Cinq ans après les violentes émeutes de 2005 dans les banlieues françaises, les quartiers sensibles du pays, socialement fragiles et à forte population immigrée, sont toujours des poudrières où les risques d'embrasement perdurent.

Le 27 octobre 2005, après une course poursuite avec la police deux jeunes de banlieue, Zyed Benna, 17 ans, et Bouna Traoré, 15 ans, meurent électrocutés après s'être réfugiés dans un transformateur électrique à Clichy-sous-Bois.

Dans la nuit qui suit, des dizaines de jeunes en colère s'en prennent aux pompiers, aux policiers, à des bâtiments publics.
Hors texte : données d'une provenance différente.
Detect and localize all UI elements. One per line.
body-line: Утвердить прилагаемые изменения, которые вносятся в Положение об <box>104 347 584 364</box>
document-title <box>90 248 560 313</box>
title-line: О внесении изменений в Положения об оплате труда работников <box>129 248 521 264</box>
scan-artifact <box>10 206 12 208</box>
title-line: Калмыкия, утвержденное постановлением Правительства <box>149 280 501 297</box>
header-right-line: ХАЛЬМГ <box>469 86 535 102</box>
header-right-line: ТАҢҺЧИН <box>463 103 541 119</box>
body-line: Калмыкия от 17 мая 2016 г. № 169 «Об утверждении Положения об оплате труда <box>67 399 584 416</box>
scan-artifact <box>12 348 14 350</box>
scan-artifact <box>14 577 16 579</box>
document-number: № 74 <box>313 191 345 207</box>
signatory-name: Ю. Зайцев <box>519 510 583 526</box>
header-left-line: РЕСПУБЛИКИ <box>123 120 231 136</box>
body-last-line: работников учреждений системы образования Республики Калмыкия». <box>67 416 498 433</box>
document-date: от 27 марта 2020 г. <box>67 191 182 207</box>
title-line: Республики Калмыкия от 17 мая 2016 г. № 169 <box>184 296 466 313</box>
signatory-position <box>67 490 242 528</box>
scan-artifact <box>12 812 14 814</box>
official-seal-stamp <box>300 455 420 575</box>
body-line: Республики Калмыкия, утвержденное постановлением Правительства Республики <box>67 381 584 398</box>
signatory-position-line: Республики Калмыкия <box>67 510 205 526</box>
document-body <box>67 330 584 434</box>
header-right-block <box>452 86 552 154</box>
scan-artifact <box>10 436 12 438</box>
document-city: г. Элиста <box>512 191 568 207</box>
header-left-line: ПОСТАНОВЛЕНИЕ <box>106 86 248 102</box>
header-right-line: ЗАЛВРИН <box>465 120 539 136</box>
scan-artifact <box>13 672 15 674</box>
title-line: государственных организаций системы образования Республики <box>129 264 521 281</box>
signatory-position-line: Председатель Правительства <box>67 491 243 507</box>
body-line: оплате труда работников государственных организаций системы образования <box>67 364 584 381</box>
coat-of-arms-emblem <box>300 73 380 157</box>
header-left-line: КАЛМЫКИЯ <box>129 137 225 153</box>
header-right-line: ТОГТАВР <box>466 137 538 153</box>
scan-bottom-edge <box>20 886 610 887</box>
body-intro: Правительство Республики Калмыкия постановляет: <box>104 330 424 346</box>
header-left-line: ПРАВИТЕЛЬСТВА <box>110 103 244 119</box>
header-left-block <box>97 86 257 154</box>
Puis le mouvement s'embrase dans d'autres villes de la banlieue parisienne et du pays, donnant lieu à trois semaines d'émeutes, de nombreuses dégradations, des milliers de voitures brûlées, des centaines de blessés, des milliers d'interpellations, des mesures de couvre-feu et la promulgation de l'état d'urgence pour près de deux mois.

«Les violences de 2005, c'était un cri d'alarme», analyse aujourd'hui le premier ministre de l'époque Dominique de Villepin. «Il y a toujours le même manque de reconnaissance et l'absence d'avenir», déplore-t-il dans une interview au quotidien Libération.

Depuis les longues émeutes de 2005, il y a eu celles de Villiers-le-Bel (près de Paris) en novembre 2007 déclenchées par la mort de deux adolescents dans une collision entre leur moto et une voiture de police.

Et puis les violences de Grenoble en juillet 2010 après le décès d'un jeune malfaiteur dans une fusillade avec la police, qui ont mené le président Nicolas Sarkozy à annoncer un tour de vis sécuritaire contre les «voyous». Et les violences de Lyon qui a connu des scènes de violences urbaines ce mois-ci en marge des manifestations contre la réforme des retraites en octobre.

«La situation, déjà difficile, a été aggravée par la crise économique et financière» et, comme en 2005, «une étincelle peut vite mettre le feu aux poudres», explique Mohamed Abdi, conseiller de la secrétaire d'État à la politique de la Ville, Fadela Amara.

Dans les zones urbaines sensibles, le taux de chômage est «plus de deux fois plus élevé que dans le pays» et grimpe jusqu'à 30% dans des dizaines de quartiers (contre 10% au niveau nationale), souligne un rapport parlementaire publié la semaine dernière.

La pauvreté et le chômage restent à des «niveaux élevés» dans ces quartiers malgré la politique de rénovation urbaine lancée en 2003 et le plan de 2008 pour désenclaver les banlieues, fournir du travail aux jeunes, lutter contre l'échec scolaire et la délinquance.

Moins ambitieux que ce qu'avait promis le président pendant sa campagne électorale, ce plan Espoirs Banlieue est critiqué pour son manque de moyens et de priorités. En mai dernier, le premier ministre François Fillon avait renvoyé à 2011 une réforme de la politique de la ville alors que plusieurs élus de zones urbaines pauvres réclamaient des mesures «urgentes» face à la dégradation de la situation.

Avec près de cinq millions d'habitants, dont une forte proportion d'immigrés et de personnes d'origine étrangère qui ne votent pas, les quartiers sensibles, en périphérie des grandes villes, souffrent d'une «déficience structurelle de l'État», dénonce le rapport parlementaire. Ici, l'État est «en crise d'identité et de légitimité», ajoute-t-il.

Il y a un risque de «refus de la République», confirme le maire de Clichy-sous-Bois, Claude Dilain, qui redoute désormais un «repli identitaire ostentatoire» des jeunes musulmans, qui composent la majorité des populations de banlieue.

Cinq ans après les faits, les juges viennent tout juste de décider que les deux policiers qui avaient pris en chasse Zyed et Bouna seraient jugés pour non-assistance à personne en danger. À cette occasion, l'un des avocats des familles, Jean-Pierre Mignard, a de nouveau dénoncé «la volonté répressive qui l'a toujours emporté sur la volonté préventive».